In a letter to his benefactress Tchaikovsky revealed his gratitude for her and the partially implied programme of the Fourth Symphony, which was to remain his most cherished work, as „…a memorial to that epoch, when, following a prolonged mental malady and a whole series of unbearable feelings of grief and espair, which almost brought me to demise, suddenly the dawn of resurgence shone… It is to you that I owe everything – my life, the ability to walk ahead in pursuit of great aims, my freedom, the feeling of happiness..”
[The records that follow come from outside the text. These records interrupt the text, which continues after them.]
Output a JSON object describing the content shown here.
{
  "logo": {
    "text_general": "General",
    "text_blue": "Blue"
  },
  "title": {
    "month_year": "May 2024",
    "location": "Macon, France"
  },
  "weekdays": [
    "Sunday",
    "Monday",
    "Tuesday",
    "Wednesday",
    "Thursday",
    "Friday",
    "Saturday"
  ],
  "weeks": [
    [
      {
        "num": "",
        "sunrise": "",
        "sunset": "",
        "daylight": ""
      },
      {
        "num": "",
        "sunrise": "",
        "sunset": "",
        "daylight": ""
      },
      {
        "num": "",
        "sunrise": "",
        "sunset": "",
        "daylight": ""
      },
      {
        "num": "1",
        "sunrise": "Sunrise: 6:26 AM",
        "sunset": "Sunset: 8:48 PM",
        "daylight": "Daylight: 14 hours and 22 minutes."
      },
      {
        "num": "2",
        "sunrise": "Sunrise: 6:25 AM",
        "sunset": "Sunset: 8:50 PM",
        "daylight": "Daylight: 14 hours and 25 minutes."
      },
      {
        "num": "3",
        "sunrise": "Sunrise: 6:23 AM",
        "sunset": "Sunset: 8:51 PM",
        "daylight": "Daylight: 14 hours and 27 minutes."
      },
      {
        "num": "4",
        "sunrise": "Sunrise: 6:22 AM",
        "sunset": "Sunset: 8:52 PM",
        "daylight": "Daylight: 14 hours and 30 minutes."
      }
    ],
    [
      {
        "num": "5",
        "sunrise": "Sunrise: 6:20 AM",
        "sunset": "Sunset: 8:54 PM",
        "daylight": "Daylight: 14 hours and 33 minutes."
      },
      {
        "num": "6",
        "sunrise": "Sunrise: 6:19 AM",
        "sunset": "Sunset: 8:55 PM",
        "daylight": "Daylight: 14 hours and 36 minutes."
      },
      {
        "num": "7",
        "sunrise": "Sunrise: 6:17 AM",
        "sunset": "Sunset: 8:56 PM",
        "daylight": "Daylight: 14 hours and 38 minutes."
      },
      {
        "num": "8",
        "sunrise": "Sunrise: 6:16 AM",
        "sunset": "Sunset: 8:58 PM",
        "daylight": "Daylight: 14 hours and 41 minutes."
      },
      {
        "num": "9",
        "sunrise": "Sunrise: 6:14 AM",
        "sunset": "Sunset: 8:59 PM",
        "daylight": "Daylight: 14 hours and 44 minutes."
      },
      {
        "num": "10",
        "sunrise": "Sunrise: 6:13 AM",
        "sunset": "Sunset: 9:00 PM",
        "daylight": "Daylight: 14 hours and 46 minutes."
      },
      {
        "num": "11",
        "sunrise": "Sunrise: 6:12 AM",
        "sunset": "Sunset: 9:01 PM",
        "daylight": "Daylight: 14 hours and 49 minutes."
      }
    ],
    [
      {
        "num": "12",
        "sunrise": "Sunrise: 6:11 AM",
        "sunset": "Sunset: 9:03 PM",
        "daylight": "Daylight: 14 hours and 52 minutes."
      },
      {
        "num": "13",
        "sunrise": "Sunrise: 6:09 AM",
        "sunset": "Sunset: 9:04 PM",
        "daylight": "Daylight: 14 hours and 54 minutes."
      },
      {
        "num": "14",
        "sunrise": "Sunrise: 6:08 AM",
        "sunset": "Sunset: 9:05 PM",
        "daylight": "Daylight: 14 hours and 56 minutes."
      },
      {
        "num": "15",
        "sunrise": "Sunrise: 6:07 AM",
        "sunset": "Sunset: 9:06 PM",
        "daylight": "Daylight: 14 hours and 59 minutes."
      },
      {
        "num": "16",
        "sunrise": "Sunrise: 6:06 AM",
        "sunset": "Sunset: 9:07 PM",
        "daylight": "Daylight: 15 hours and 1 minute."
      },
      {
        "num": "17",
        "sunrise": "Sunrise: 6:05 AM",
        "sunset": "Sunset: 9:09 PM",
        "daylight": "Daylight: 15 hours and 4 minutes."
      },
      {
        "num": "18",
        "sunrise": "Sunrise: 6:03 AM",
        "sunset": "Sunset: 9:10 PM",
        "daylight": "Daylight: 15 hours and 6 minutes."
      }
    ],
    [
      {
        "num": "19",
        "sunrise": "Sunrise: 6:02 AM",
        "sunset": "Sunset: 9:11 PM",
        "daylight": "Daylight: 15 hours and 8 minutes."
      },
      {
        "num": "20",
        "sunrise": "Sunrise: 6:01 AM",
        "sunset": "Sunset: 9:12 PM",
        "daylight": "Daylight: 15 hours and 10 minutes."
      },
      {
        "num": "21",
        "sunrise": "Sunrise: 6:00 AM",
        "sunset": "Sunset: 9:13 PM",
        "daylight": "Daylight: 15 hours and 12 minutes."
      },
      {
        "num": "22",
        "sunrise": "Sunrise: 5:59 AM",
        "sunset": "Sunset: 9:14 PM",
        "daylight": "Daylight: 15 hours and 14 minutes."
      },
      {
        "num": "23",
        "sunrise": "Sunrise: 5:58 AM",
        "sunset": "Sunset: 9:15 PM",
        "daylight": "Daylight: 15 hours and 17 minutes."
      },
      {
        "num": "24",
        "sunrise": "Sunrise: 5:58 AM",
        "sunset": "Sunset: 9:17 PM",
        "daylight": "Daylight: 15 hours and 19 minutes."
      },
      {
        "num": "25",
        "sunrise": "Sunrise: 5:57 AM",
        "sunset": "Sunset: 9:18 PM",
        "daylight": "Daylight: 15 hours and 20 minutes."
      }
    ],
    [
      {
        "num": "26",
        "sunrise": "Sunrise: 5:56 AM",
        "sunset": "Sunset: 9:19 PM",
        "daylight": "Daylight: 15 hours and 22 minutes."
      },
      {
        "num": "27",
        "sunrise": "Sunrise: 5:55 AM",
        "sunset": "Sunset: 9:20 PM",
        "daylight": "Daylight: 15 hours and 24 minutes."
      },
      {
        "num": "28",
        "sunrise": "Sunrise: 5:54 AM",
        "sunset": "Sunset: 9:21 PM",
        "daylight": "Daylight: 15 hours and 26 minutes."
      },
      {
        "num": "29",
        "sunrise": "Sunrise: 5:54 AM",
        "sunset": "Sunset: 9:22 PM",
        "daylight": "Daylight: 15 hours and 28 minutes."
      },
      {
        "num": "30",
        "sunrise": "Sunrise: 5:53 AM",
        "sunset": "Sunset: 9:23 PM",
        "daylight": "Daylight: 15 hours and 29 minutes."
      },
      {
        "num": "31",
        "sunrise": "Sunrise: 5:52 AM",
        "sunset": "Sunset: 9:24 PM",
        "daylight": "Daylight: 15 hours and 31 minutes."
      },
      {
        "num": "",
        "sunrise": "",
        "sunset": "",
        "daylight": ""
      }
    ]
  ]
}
But even though the composer himself elucidates the significance of the „the motive of fate” in the opening of the first movement or the appearance Russian folk tune „Vo polye beryoza stoyala” (“A Birch i the Plain”) in the finale, in another letter to his close friend, composer Sergey Taneev, Tchaikovsky stresses that it would be useless to attempt to construe some specific programme from this material and that the work mostly follows the concept of Beethoven’s Fifth Symphony – „from darkness to light.”
The first performance of the Fourth Symphony took place in February 1878 under the direction of Nikolay Rubinstein at the concert series of the Russian Music Society in Sankt Peterburg.